You Are Mine (The Lycans 2)
Page 2
1
Luca
Present day: over four hundred years later
I left the manor, something that happened less and less with each passing day. My time was occupied with bouts of lucidity mixed with my inner wolf taking control.
And at this point in my life… I let the beast roam free within me. It was easier. Less painful than being reminded day in and day out of what I didn't have and probably never would.
My mate.
But Ren had found his mate, an American human female who shared the same striking blue eyes as him. His Linked female who would give him happiness and pleasure, babes, and love.
I was jealous. Angry. I was enraged at the cards fate had handed me.
And that made me feel even worse, like a bastard, because I felt anything but pure joy that my brother had found the other half to his soul.
And he’d claimed her, the scent of it filling the estate. I’d had to leave, not only for the small amount of sanity I had left, but because it was all I could give him in terms of a gift. Privacy.
I needed to leave, to let Ren and his female grow their lives without having a beast barely hanging on to sanity right in the bowels of their home. And it was their home now, the two of them.
But for right now, I walked the grounds, trying—in vain and desperation—to take solace in the wilderness like I once did.
And as I inhaled deeply, there was no doubt Ren had taken his mate in the way of our kind—under the light of the full moon, claiming her fully and placing his mark on her. It was the way of our species, a sacred, ritualistic act that mates did when they were finally complete with the woman meant to be theirs.
I wasn’t strong enough to deny the pull of the moon, to let my Lycan fully out and run free, and every time the moon was high, I locked myself away, making my inner beast suffer through the pain of not being free one more time.
But on this night, I broke habit. Ren deserved to have this time in his home with his mate alone. He didn’t need a brother who was slowly losing his mind bellowing in the very bottom chamber of the estate as he pulled his female close and reveled in the fact that he was no longer alone.
So here I was, walking the slightly worn path in the forest, the same one my brother clearly took night after night before he found his female. I could smell Ren’s scent lingering within the trees and the faint aroma of his claiming with the woman who was now irrevocably his for all time.
I was happy for him, relieved we both wouldn’t suffer the same fate.
And now here I was, taking the same path as he. But I’d long since lost the hope that he clearly hung onto all this time.
A break in the trees had the silvery glow from the moon casting down.
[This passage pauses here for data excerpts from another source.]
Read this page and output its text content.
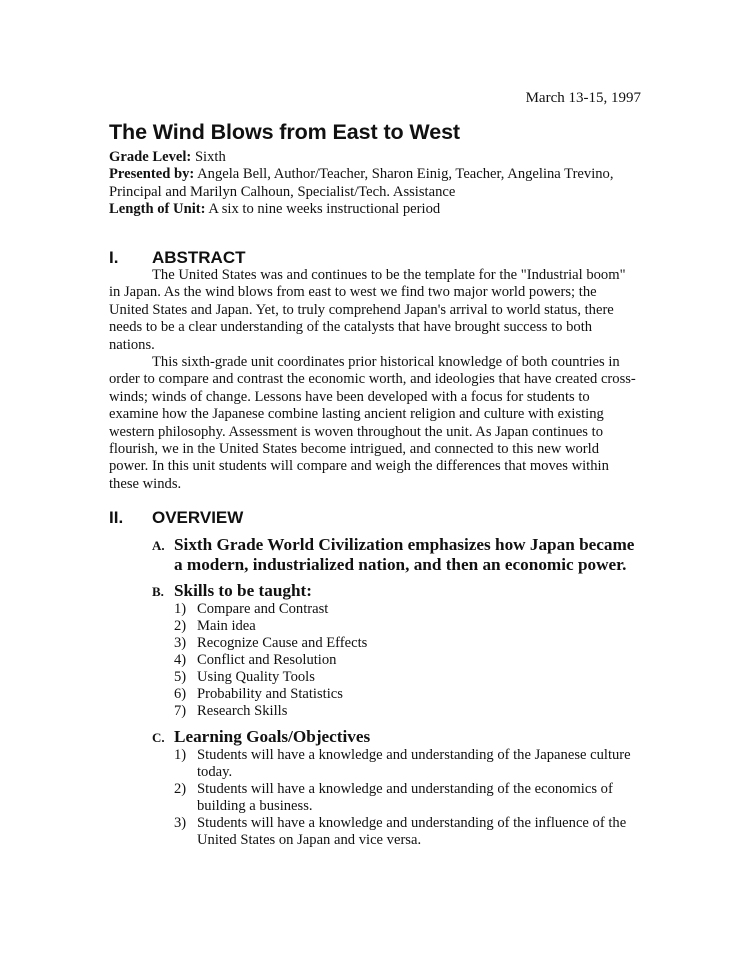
March 13-15, 1997
The Wind Blows from East to West

Grade Level: Sixth

Presented by: Angela Bell, Author/Teacher, Sharon Einig, Teacher, Angelina Trevino, Principal and Marilyn Calhoun, Specialist/Tech. Assistance

Length of Unit: A six to nine weeks instructional period

I. ABSTRACT

The United States was and continues to be the template for the "Industrial boom" in Japan. As the wind blows from east to west we find two major world powers; the United States and Japan. Yet, to truly comprehend Japan's arrival to world status, there needs to be a clear understanding of the catalysts that have brought success to both nations.

This sixth-grade unit coordinates prior historical knowledge of both countries in order to compare and contrast the economic worth, and ideologies that have created cross-winds; winds of change. Lessons have been developed with a focus for students to examine how the Japanese combine lasting ancient religion and culture with existing western philosophy. Assessment is woven throughout the unit. As Japan continues to flourish, we in the United States become intrigued, and connected to this new world power. In this unit students will compare and weigh the differences that moves within these winds.

II. OVERVIEW
A. Sixth Grade World Civilization emphasizes how Japan became a modern, industrialized nation, and then an economic power.
B. Skills to be taught:
1) Compare and Contrast
2) Main idea
3) Recognize Cause and Effects
4) Conflict and Resolution
5) Using Quality Tools
6) Probability and Statistics
7) Research Skills
C. Learning Goals/Objectives
1) Students will have a knowledge and understanding of the Japanese culture today.
2) Students will have a knowledge and understanding of the economics of building a business.
3) Students will have a knowledge and understanding of the influence of the United States on Japan and vice versa.
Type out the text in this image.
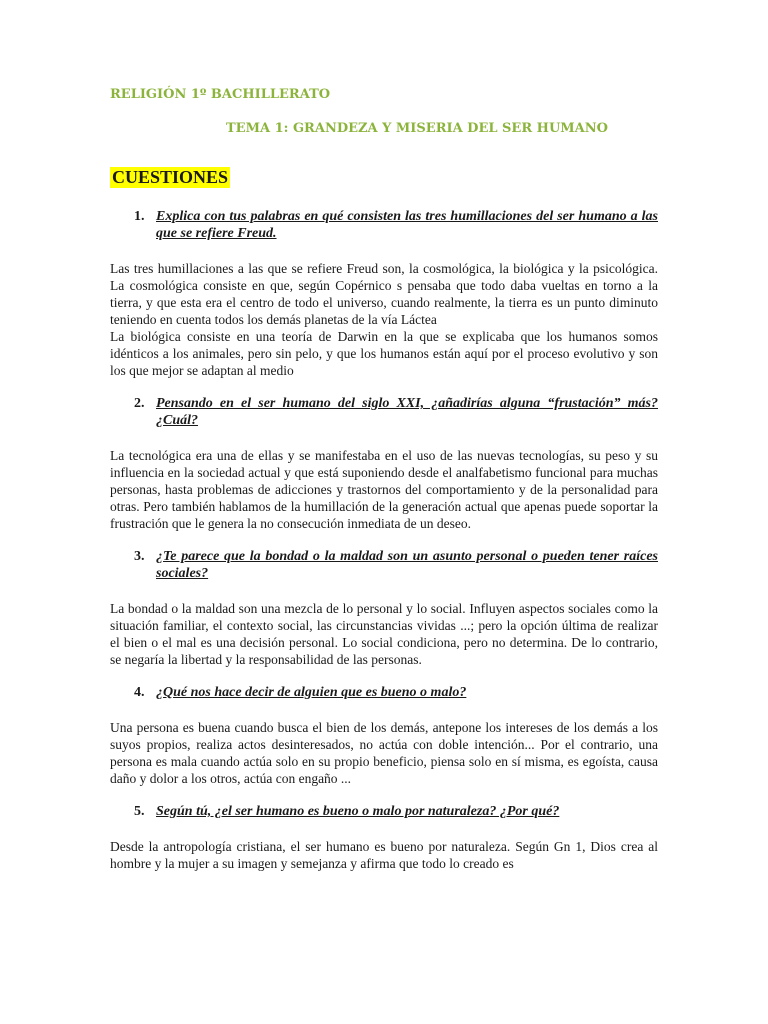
RELIGIÓN 1º BACHILLERATO

TEMA 1: GRANDEZA Y MISERIA DEL SER HUMANO

CUESTIONES

1. Explica con tus palabras en qué consisten las tres humillaciones del ser humano a las que se refiere Freud.

Las tres humillaciones a las que se refiere Freud son, la cosmológica, la biológica y la psicológica. La cosmológica consiste en que, según Copérnico s pensaba que todo daba vueltas en torno a la tierra, y que esta era el centro de todo el universo, cuando realmente, la tierra es un punto diminuto teniendo en cuenta todos los demás planetas de la vía Láctea

La biológica consiste en una teoría de Darwin en la que se explicaba que los humanos somos idénticos a los animales, pero sin pelo, y que los humanos están aquí por el proceso evolutivo y son los que mejor se adaptan al medio

2. Pensando en el ser humano del siglo XXI, ¿añadirías alguna “frustación” más? ¿Cuál?

La tecnológica era una de ellas y se manifestaba en el uso de las nuevas tecnologías, su peso y su influencia en la sociedad actual y que está suponiendo desde el analfabetismo funcional para muchas personas, hasta problemas de adicciones y trastornos del comportamiento y de la personalidad para otras. Pero también hablamos de la humillación de la generación actual que apenas puede soportar la frustración que le genera la no consecución inmediata de un deseo.

3. ¿Te parece que la bondad o la maldad son un asunto personal o pueden tener raíces sociales?

La bondad o la maldad son una mezcla de lo personal y lo social. Influyen aspectos sociales como la situación familiar, el contexto social, las circunstancias vividas ...; pero la opción última de realizar el bien o el mal es una decisión personal. Lo social condiciona, pero no determina. De lo contrario, se negaría la libertad y la responsabilidad de las personas.

4. ¿Qué nos hace decir de alguien que es bueno o malo?

Una persona es buena cuando busca el bien de los demás, antepone los intereses de los demás a los suyos propios, realiza actos desinteresados, no actúa con doble intención... Por el contrario, una persona es mala cuando actúa solo en su propio beneficio, piensa solo en sí misma, es egoísta, causa daño y dolor a los otros, actúa con engaño ...

5. Según tú, ¿el ser humano es bueno o malo por naturaleza? ¿Por qué?

Desde la antropología cristiana, el ser humano es bueno por naturaleza. Según Gn 1, Dios crea al hombre y la mujer a su imagen y semejanza y afirma que todo lo creado es
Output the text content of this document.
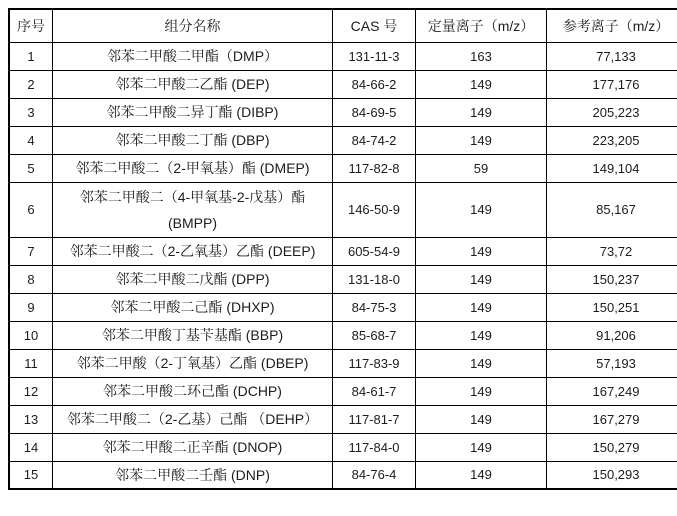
序号	组分名称	CAS 号	定量离子（m/z）	参考离子（m/z）
1	邻苯二甲酸二甲酯（DMP）	131-11-3	163	77,133
2	邻苯二甲酸二乙酯 (DEP)	84-66-2	149	177,176
3	邻苯二甲酸二异丁酯 (DIBP)	84-69-5	149	205,223
4	邻苯二甲酸二丁酯 (DBP)	84-74-2	149	223,205
5	邻苯二甲酸二（2-甲氧基）酯 (DMEP)	117-82-8	59	149,104
6	邻苯二甲酸二（4-甲氧基-2-戊基）酯
(BMPP)	146-50-9	149	85,167
7	邻苯二甲酸二（2-乙氧基）乙酯 (DEEP)	605-54-9	149	73,72
8	邻苯二甲酸二戊酯 (DPP)	131-18-0	149	150,237
9	邻苯二甲酸二己酯 (DHXP)	84-75-3	149	150,251
10	邻苯二甲酸丁基苄基酯 (BBP)	85-68-7	149	91,206
11	邻苯二甲酸（2-丁氧基）乙酯 (DBEP)	117-83-9	149	57,193
12	邻苯二甲酸二环己酯 (DCHP)	84-61-7	149	167,249
13	邻苯二甲酸二（2-乙基）己酯 （DEHP）	117-81-7	149	167,279
14	邻苯二甲酸二正辛酯 (DNOP)	117-84-0	149	150,279
15	邻苯二甲酸二壬酯 (DNP)	84-76-4	149	150,293
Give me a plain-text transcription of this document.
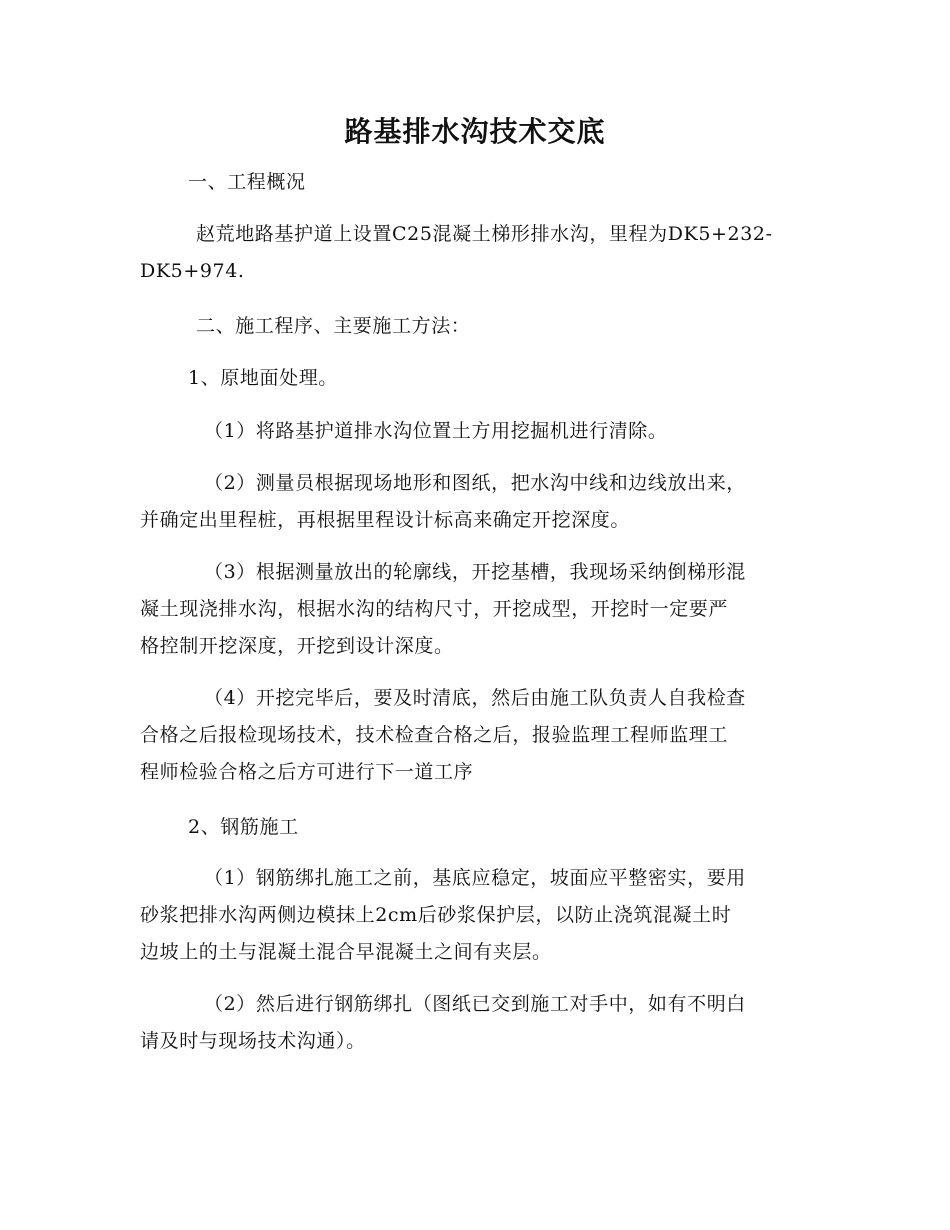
路基排水沟技术交底
一、工程概况
赵荒地路基护道上设置C25混凝土梯形排水沟，里程为DK5+232-
DK5+974.
二、施工程序、主要施工方法：
1、原地面处理。
（1）将路基护道排水沟位置土方用挖掘机进行清除。
（2）测量员根据现场地形和图纸，把水沟中线和边线放出来，
并确定出里程桩，再根据里程设计标高来确定开挖深度。
（3）根据测量放出的轮廓线，开挖基槽，我现场采纳倒梯形混
凝土现浇排水沟，根据水沟的结构尺寸，开挖成型，开挖时一定要严
格控制开挖深度，开挖到设计深度。
（4）开挖完毕后，要及时清底，然后由施工队负责人自我检查
合格之后报检现场技术，技术检查合格之后，报验监理工程师监理工
程师检验合格之后方可进行下一道工序
2、钢筋施工
（1）钢筋绑扎施工之前，基底应稳定，坡面应平整密实，要用
砂浆把排水沟两侧边模抹上2cm后砂浆保护层，以防止浇筑混凝土时
边坡上的土与混凝土混合早混凝土之间有夹层。
（2）然后进行钢筋绑扎（图纸已交到施工对手中，如有不明白
请及时与现场技术沟通）。
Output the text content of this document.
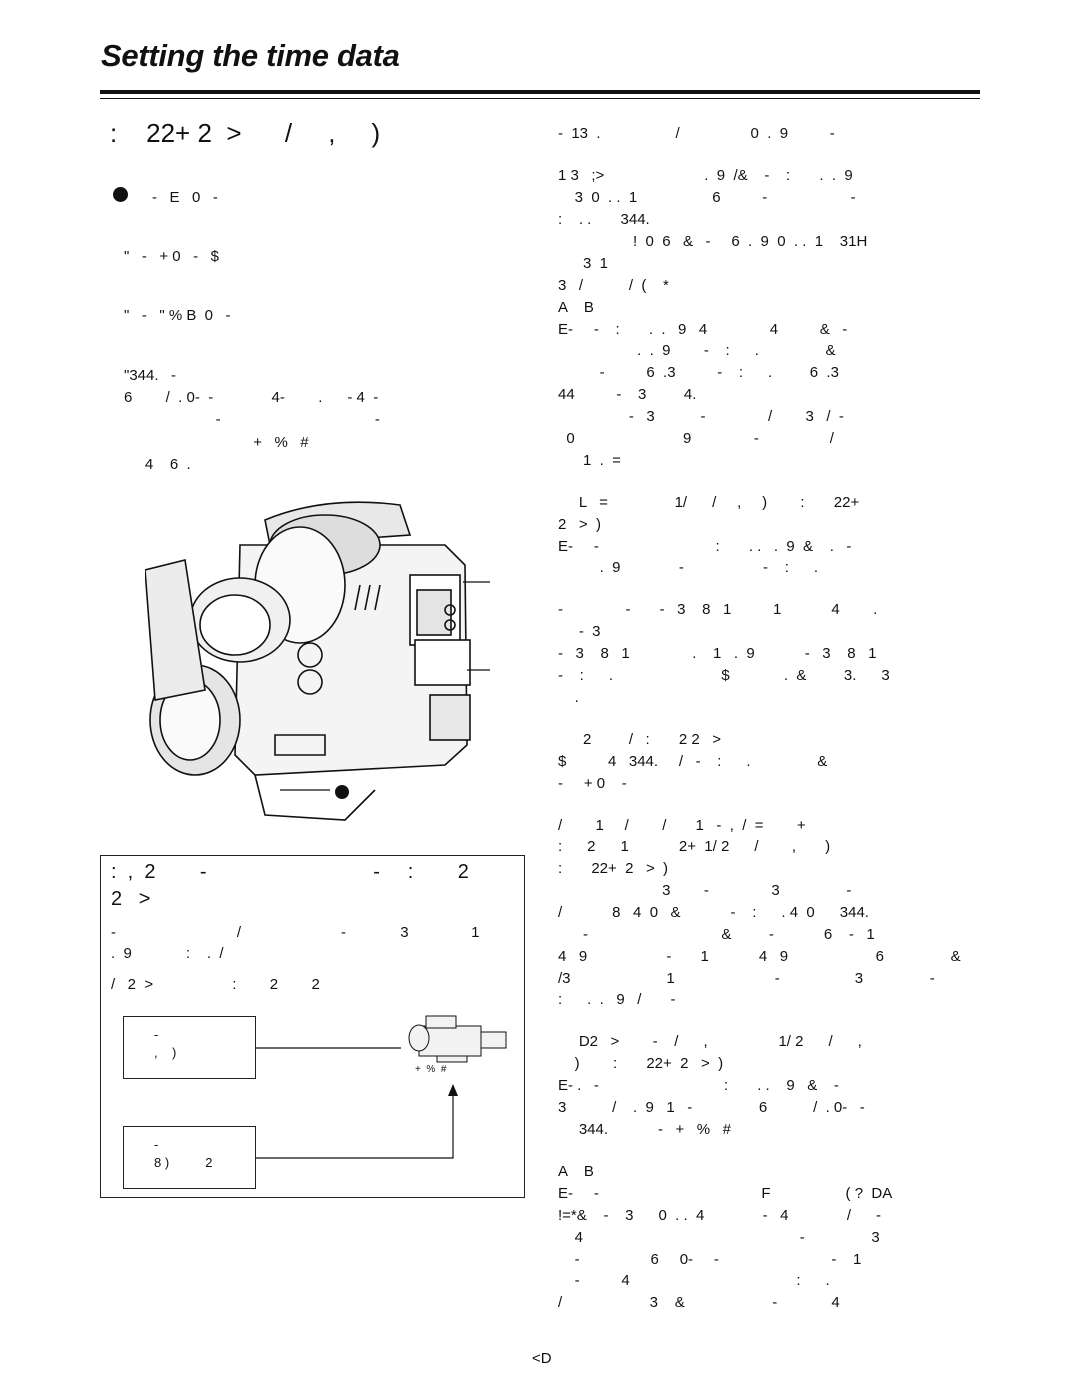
Setting the time data
:    22+ 2  >      /     ,     )
-   E   0   -
"   -   + 0   -   $
"   -   " % B  0   -
"344.   -
6        /  . 0-  -              4-        .      - 4  -
-                                     -
+   %   #
4    6  .
:  ,  2        -                              -     :        2
2   >
-                             /                        -             3               1
.  9             :    .  /
/   2  >                   :        2        2
-
,    )
-
8 )          2
+  %  #
-  13  .                  /                 0  .  9          -
1 3   ;>                        .  9  /&    -    :       .  .  9
3  0  . .  1                  6          -                    -
:    . .       344.
!  0  6   &   -     6  .  9  0  . .  1    31H
3  1
3   /           /  (    *
A    B
E-     -    :       .  .   9   4               4          &   -
.  .  9        -    :      .                &
-          6  .3          -    :      .         6  .3
44          -    3         4.
-   3           -               /        3   /  -
0                          9               -                 /
1  .  =
L   =                1/      /     ,     )        :       22+
2   >  )
E-     -                            :       . .   .  9  &    .   -
.  9              -                   -    :      .
-               -       -   3    8   1          1            4        .
-  3
-   3    8   1               .    1   .  9            -   3    8   1
-    :      .                          $             .  &         3.      3
.
2         /   :       2 2   >
$          4   344.     /   -    :      .                &
-     + 0    -
/        1     /        /       1   -  ,  /  =        +
:      2      1            2+  1/ 2      /        ,       )
:       22+  2   >  )
3        -               3                -
/            8   4  0   &            -    :      . 4  0      344.
-                                &         -            6    -   1
4   9                   -       1            4   9                     6                &
/3                       1                        -                  3                -
:      .  .   9   /       -
D2   >        -    /      ,                 1/ 2      /      ,
)        :       22+  2   >  )
E- .   -                              :       . .    9   &    -
3           /    .  9   1   -                6           /  . 0-   -
344.            -   +   %   #
A    B
E-     -                                       F                  ( ?  DA
!=*&    -    3      0  . .  4              -   4              /      -
4                                                    -                3
-                 6     0-     -                           -    1
-          4                                        :      .
/                     3    &                     -             4
<D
I stepped into the clearing and tipped my head back, closing my eyes and letting that powerful pull almost lull me.
My brother would no doubt have the mating ceremony as soon as he could. He already claimed her—which I could easily smell in the air—but I knew he’d want our kind, as well as those in allegiance with the Lycans, to witness him mating his female properly. It was similar to a human wedding but without the vows, the white dress, or the throwing of fucking rice. Basically, it was a way for our kind to show off our mates and to let all the males know she was taken—the mark on her neck on proud display. The word would travel between species so all knew not to fuck with her or they’d face death.
So yeah, my brother would most certainly be holding the ceremony as soon as possible. And I couldn’t blame him. Hell, I would too.
I closed my eyes and exhaled, letting the glow from the moon try to soothe me as it always did. And it helped—minimally.
I knew rumors of me going mad had run rampant through our world. They all thought I was dangerous, violent, more beast than creature. I supposed I was. But for my brother, I’d make an appearance at his ceremony out of respect. I couldn’t not go. And I’d look every one of those bastards in the eye and let them see I was still here—barely alive, but still here.
Then I’d crawl back into the pits of the manor and truly contemplate if it was all worth it anymore.
2
Ainslee
I felt out of place, but then again, I guess in a way I was in a whole other world. Romania, especially in these little villages, was so unlike the Highlands I called home. But this country was definitely beautiful, nonetheless.